Hà Nội is not rendered so well, and little is said about the other classes, apart from some prostitutes from the villages; Lockhart's translated tales The Light of the Capital do a better job there. I was fascinated by his account of Sài Gòn in the days before and after its fall/liberation as it is the sort of thing I could read entire books about. The scenes from the American War are well-handled and the corruption made manifest, though the potted history might be a bit dodge; who cares about the facts though, this is about the people.

The book provides no real insight into the motivations of the new regime, focussing on the seemingly senseless acts of revenge that are (of course) what sticks in the memory.
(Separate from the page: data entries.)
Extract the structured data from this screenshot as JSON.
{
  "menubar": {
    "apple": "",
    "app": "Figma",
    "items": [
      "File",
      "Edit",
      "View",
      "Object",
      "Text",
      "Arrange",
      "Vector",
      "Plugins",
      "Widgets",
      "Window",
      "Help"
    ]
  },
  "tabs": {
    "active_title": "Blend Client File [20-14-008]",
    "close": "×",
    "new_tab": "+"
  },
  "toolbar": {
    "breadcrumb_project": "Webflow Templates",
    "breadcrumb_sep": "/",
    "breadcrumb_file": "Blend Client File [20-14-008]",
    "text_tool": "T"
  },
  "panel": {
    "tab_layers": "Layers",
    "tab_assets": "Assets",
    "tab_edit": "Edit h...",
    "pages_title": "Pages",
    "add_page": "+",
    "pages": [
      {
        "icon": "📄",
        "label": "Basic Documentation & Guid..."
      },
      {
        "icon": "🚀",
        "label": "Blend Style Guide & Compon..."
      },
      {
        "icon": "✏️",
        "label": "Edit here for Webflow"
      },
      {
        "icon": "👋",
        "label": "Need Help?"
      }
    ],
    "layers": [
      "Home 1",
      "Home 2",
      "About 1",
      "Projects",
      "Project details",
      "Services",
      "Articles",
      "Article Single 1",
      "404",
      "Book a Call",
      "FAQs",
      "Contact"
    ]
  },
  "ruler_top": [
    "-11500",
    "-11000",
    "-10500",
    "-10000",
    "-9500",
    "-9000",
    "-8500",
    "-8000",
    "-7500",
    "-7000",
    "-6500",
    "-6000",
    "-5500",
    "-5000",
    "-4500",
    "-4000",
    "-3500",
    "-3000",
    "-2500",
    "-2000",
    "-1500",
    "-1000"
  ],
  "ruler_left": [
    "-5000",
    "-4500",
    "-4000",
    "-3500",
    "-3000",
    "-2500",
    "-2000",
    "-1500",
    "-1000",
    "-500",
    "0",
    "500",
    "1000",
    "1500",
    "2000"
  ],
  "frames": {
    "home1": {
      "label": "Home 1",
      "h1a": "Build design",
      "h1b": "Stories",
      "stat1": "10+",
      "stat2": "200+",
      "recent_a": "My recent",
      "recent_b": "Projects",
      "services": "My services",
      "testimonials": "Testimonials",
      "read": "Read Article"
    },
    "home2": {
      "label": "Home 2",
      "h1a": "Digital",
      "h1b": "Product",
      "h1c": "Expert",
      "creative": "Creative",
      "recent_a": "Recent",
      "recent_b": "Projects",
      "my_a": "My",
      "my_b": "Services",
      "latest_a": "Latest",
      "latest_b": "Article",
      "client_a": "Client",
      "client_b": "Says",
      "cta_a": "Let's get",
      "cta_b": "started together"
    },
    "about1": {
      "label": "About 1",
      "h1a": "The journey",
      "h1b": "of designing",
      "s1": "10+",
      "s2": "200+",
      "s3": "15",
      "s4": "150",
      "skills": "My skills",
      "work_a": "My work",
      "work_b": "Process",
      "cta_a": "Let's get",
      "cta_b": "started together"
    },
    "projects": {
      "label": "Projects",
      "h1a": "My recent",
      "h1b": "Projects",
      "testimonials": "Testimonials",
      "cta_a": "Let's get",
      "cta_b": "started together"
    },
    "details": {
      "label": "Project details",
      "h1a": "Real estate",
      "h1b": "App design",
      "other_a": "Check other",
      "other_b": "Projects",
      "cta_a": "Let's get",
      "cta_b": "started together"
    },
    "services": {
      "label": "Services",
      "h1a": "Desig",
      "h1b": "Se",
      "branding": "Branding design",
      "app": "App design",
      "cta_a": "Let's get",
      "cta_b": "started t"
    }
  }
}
The absolutism of the Việt Minh may have been necessary for them to secure power, and possibly also for them to win the war, but its lack of flexibility, its inability to encompass those stuck in the middle after WWII or those disenfranchised after 1975 was a real liability; fittingly Pham closes with the image of brother pitted against brother, the cleaving of the family, the most un-Vietnamese thing ever.

Incidentally the somewhat progressive Communist cadres, such as Võ Văn Kiệt, do get some recognition in this book, albeit accompanied by the stench of nepotism. Near as I can tell the only road named after this bloke is in Quảng Ngãi, and seems to go nowhere.